Brown’s downtown-Brooklyn style combines easy, even cocksure strides with West African polyrhythms: the choreography reads as ancestral culture breaking through the crust of urban life. A big loping entrance suddenly gives way to an angular break at the knees and turns into kneeling; lanky Juel Lane’s forward locomotion is arrested and flung backward by a hunch of his shoulder and by Chad Boseman’s text describing a junkie’s sensuous last date with his crackpipe.
In a work like Order My Steps or the signature Grace, which Brown created for Alvin Ailey’s American Dance Theater in 1999 and later reset on his own dancers, the carefully chosen music is part of the message. Whether the choice is Bob Marley’s jaunty reggae, the Kronos Quartet playing Terry Riley’s minimalist score, or Jennifer Holliday belting out Ellington to the schmaltzy accompaniment of a huge orchestra, Brown seems to prefer a steady motor or a smooth musical line he can syncopate and ornament. He’s not competing with the music, exactly; he seems to be complementing it by saying, “You go your way, friend, and I’ll go mine.”
All of this wouldn’t work if his dancers were not so strong, so precise, and so vividly committed to their own performances. Brown has assembled a diverse group of performers — neither carbon copies of him nor of one another — and it’s been wonderful to witness their artistic growth over the past few seasons.
In Walking Out the Dark, four dancers face off in a series of duets that are as frank and intimate as conversations overheard through hotel-room walls.

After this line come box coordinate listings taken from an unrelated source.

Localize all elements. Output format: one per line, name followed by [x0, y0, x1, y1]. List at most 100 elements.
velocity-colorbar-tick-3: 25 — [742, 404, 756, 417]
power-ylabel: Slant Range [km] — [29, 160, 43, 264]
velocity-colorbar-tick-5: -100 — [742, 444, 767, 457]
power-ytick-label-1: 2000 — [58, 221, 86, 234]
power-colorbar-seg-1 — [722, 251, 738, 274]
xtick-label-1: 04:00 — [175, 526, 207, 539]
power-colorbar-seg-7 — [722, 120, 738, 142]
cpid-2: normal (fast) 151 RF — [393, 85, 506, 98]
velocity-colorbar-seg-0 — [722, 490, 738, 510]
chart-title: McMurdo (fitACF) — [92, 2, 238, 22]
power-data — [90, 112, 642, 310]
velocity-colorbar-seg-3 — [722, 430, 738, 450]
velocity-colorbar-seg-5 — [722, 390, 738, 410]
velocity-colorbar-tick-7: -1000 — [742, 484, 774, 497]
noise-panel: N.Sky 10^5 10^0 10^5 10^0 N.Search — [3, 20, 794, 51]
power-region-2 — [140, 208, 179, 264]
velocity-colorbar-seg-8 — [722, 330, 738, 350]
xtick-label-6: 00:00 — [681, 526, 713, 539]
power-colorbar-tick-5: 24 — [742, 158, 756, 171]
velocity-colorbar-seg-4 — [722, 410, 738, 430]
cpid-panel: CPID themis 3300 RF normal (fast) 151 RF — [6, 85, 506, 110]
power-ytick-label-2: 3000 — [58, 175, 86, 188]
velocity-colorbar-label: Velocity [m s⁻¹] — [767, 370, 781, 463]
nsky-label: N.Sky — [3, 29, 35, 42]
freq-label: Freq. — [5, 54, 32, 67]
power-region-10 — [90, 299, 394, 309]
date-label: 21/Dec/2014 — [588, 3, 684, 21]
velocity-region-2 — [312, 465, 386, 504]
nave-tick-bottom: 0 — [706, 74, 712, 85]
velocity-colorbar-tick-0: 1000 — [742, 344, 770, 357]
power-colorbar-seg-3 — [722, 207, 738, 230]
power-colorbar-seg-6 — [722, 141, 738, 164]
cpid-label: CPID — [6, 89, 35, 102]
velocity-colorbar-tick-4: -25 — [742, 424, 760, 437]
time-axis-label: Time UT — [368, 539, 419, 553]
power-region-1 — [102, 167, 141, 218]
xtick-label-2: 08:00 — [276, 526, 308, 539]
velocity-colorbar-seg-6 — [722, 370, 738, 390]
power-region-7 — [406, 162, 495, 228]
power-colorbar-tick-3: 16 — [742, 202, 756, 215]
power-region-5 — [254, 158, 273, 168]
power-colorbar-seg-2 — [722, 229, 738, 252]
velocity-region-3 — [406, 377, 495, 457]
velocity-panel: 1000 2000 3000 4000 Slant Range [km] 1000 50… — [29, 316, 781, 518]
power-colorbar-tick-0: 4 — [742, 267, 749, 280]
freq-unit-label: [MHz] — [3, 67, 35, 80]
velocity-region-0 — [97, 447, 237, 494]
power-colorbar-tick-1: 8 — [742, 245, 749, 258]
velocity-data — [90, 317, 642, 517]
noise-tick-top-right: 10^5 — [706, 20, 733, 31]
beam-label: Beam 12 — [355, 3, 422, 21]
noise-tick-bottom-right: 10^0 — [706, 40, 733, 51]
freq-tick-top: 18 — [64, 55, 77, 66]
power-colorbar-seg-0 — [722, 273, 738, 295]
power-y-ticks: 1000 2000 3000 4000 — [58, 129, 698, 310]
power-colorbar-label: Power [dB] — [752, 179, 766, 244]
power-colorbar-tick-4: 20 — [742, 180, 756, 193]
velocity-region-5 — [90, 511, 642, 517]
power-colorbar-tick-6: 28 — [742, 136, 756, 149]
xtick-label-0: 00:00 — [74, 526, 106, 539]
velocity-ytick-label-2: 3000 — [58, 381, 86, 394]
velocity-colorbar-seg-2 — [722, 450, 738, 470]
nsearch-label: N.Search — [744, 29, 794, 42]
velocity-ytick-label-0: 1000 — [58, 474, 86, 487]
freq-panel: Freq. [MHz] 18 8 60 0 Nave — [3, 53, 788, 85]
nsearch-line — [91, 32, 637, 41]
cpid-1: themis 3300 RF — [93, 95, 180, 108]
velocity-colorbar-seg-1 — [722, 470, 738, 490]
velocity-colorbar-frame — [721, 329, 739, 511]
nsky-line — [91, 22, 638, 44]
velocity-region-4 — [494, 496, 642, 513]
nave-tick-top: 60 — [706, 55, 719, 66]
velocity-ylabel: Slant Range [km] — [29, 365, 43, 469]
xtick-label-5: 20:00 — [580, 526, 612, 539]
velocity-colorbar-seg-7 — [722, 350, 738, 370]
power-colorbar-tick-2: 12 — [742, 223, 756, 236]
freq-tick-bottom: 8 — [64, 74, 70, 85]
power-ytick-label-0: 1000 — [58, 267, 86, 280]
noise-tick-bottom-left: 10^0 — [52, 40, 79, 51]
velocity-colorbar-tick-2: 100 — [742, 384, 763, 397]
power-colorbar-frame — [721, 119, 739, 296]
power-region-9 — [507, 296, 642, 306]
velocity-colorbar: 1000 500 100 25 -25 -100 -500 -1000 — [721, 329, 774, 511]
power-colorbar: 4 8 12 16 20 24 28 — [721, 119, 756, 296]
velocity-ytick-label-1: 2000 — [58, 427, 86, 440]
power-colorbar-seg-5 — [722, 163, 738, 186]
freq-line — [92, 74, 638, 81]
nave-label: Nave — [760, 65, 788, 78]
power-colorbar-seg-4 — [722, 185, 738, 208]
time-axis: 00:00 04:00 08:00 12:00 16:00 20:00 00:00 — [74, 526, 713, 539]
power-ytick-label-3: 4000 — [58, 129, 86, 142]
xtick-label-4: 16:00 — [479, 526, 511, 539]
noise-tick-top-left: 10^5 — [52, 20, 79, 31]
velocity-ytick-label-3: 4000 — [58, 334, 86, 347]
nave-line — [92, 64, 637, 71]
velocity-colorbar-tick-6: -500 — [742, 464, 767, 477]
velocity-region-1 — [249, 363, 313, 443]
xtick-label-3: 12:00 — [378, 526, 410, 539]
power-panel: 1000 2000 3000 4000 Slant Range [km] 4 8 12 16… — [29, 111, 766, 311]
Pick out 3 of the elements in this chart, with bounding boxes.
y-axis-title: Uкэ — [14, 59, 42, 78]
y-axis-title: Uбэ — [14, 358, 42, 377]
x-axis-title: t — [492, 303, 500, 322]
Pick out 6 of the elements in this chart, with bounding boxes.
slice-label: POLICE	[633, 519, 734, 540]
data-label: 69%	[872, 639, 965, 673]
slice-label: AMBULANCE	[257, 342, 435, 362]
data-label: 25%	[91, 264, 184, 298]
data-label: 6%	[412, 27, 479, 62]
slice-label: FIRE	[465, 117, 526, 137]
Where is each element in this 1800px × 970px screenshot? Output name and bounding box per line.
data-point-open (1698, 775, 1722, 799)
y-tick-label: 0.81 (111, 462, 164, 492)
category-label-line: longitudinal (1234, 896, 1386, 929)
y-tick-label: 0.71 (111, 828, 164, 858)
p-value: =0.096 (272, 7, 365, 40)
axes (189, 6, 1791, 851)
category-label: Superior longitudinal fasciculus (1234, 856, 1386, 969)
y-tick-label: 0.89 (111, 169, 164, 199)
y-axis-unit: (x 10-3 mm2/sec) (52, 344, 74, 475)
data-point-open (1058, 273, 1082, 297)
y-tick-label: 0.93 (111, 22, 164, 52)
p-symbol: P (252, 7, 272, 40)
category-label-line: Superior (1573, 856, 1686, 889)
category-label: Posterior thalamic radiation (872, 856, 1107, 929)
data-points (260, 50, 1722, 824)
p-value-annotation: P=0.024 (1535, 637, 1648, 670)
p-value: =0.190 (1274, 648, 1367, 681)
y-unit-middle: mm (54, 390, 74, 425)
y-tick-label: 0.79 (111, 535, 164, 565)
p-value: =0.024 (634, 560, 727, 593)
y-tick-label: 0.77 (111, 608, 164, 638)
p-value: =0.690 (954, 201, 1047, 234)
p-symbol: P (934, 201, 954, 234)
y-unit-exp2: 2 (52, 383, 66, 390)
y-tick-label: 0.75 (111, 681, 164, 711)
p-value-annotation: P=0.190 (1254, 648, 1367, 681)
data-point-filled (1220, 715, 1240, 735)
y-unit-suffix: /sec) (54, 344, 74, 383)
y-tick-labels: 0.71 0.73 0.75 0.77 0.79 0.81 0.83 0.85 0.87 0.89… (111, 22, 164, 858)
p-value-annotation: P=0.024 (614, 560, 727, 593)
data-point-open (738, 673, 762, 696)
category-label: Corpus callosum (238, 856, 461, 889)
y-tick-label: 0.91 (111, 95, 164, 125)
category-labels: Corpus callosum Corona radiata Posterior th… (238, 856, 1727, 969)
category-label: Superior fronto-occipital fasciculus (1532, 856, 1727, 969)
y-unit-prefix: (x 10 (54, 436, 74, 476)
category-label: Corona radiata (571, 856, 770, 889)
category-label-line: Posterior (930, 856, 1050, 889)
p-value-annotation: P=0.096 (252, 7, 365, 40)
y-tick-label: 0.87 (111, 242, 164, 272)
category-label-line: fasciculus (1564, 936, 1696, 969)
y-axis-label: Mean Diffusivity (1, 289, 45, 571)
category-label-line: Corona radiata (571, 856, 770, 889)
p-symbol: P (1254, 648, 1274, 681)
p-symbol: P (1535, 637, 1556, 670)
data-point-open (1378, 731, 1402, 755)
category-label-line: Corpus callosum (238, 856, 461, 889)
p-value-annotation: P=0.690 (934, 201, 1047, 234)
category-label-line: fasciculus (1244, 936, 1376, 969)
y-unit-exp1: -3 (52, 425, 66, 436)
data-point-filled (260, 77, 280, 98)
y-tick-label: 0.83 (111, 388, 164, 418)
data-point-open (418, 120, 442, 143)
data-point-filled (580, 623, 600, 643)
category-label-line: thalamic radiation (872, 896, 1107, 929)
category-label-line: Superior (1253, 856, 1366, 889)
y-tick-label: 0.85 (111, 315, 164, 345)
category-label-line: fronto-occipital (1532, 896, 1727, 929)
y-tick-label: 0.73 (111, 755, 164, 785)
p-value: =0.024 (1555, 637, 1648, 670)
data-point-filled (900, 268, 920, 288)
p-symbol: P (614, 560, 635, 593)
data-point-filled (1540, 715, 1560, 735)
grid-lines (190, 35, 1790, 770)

Their reaches stop just short of touching one another and their backs twist in postures of resentment, disbelief, and despair. Brown manages to be both culturally specific — that West African language filtered into contemporary urban lives — and ungendered, so that the same movements read compellingly on the men and women as they dance out their different emotional truths.
The power of Walking Out the Dark this weekend depended on Bridget Moore’s inward focus, the sense that she has considered her options and only eventually comes to decisions to act, Tiffany Jackson’s ambivalence, with “Don’t mess with me” and “I can’t leave you” messages mingling in every angry pulse, Arcell Cabuag’s wiry and determined demands, and Brown himself, still strong and openly vulnerable as he approaches middle age. I was also moved by the snap of Camille Brown’s dancing in both Grace and Order My Steps. I’m sure she’s danced Grace hundreds of times by now, but when she exchanged her street-smart red dress for angelic white, it signaled a joyous transformation.